Multithreading problem in some modules/plugins when running Cellprofiler in docker container.
Describe the bug We have a problem with Cellprofiler starting to many threads when running in a Docker container.
We are running several Docker Containers with Cellprofiler on our server and want to limit them to one or a few CPU:s per container. When launching Cellprofiler it creates as many threads as there are cpu:s on the server. Our server has 64 processors 128 (logical with hyperthreads). This means cellprofiler is starting 128 threads although only one processor is available in the container (The overhead of splitting the calculations on so many threads are substantial with ca 5 times the runtime compared to as many threads as cpu:s). When running in a Docker container, it is apparently a known issue that some Python/Java API:s for questioning how many cpu:s are available are reporting the cpu:s from the underlying OS and not what is available in container. See for example: https://bugs.python.org/issue36054
We have tested "pinning" only one speciffic cpu to the docker container with "--cpus=1 --cpuset-cpus=0", and then it is working correctly with only one thread. Unfortunately pinning the container to one speciffic cpu is not an option when running an automated analysis pipeline of our images.

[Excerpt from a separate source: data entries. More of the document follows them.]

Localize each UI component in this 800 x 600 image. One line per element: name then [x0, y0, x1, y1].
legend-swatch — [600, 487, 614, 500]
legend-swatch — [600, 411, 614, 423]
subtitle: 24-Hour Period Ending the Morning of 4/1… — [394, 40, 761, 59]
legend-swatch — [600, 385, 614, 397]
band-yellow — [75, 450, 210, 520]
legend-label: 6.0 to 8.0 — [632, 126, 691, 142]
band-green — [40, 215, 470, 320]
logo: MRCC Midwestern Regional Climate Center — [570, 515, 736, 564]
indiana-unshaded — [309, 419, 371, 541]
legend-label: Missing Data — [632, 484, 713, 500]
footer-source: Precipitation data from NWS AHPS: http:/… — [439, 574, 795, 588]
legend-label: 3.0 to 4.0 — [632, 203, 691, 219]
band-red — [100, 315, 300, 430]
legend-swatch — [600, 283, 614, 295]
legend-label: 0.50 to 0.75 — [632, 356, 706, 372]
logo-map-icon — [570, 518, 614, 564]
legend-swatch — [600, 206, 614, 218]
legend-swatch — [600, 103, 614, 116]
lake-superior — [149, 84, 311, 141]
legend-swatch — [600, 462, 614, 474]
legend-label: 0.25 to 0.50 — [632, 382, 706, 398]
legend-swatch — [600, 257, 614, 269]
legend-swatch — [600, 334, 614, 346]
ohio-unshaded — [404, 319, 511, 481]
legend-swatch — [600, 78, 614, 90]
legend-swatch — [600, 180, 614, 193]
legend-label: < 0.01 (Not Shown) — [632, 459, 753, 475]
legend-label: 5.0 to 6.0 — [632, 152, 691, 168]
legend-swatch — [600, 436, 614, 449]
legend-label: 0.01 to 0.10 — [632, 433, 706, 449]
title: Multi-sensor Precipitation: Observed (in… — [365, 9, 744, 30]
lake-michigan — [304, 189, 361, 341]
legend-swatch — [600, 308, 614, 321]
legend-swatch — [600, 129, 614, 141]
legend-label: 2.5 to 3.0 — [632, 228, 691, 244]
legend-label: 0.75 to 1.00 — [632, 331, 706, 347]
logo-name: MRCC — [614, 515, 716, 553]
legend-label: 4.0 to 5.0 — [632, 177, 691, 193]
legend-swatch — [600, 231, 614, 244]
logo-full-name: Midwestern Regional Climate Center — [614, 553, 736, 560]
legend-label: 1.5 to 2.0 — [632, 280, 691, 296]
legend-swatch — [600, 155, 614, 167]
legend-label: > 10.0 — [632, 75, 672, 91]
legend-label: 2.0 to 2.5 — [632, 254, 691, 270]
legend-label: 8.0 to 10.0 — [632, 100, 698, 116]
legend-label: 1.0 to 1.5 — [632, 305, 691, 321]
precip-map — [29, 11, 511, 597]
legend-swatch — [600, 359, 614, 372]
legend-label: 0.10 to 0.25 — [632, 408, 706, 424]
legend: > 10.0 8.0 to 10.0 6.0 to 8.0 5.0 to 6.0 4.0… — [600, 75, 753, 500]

It looks like the threads are started by some static code in Cellprofiler when importing the python libraries/modules. I tested by halting the code with a breakpoint as first line of code in cellprofiler __main__ and the threads are showing up already before that breakpoint (At least it looks like that at least when observing threads with htop). Could you maybe point me to where in the code the threads are launched?
For us the most problematic modules are the long running MeasureColocalization-module and Cellpose-plugin.
A possible workaround could be an option to manually set the thread-count via an Environment variable or command line parameter.
To Reproduce
I don't have a ready to go test case, but If you don't know what code is causing the issue already, I can try to post a detailed setup. If you can point me to the code that is starting the threads (even before __main__ is run, then I can Investigate and help finding a workaround/fix).
Version We are running Cellprofiler 4.2.1 in headless mode from command line (Inside your Docker container: https://hub.docker.com/r/cellprofiler/cellprofiler/tags
I found the problematic code, it is the package: scipy.ndimage that is starting all the threads (used extensively in Cellprofiler). Thread numbers can be controlled with the environment variable OMP_NUM_THREADS, e.g. OMP_NUM_THREADS=1
This issue has been mentioned on Image.sc Forum. There might be relevant details there:
https://forum.image.sc/t/setting-number-of-workers-in-headless-mode/61621/4
This bit me today too - I had a container limited to 2 CPUs but running on a 96 CPU VM. Saving some very small images was taking minutes instead of a ~1s.
I confirmed setting OMP_NUM_THREADS fixed the issue for me as well - is this something CellProfiler could/should do upon startup?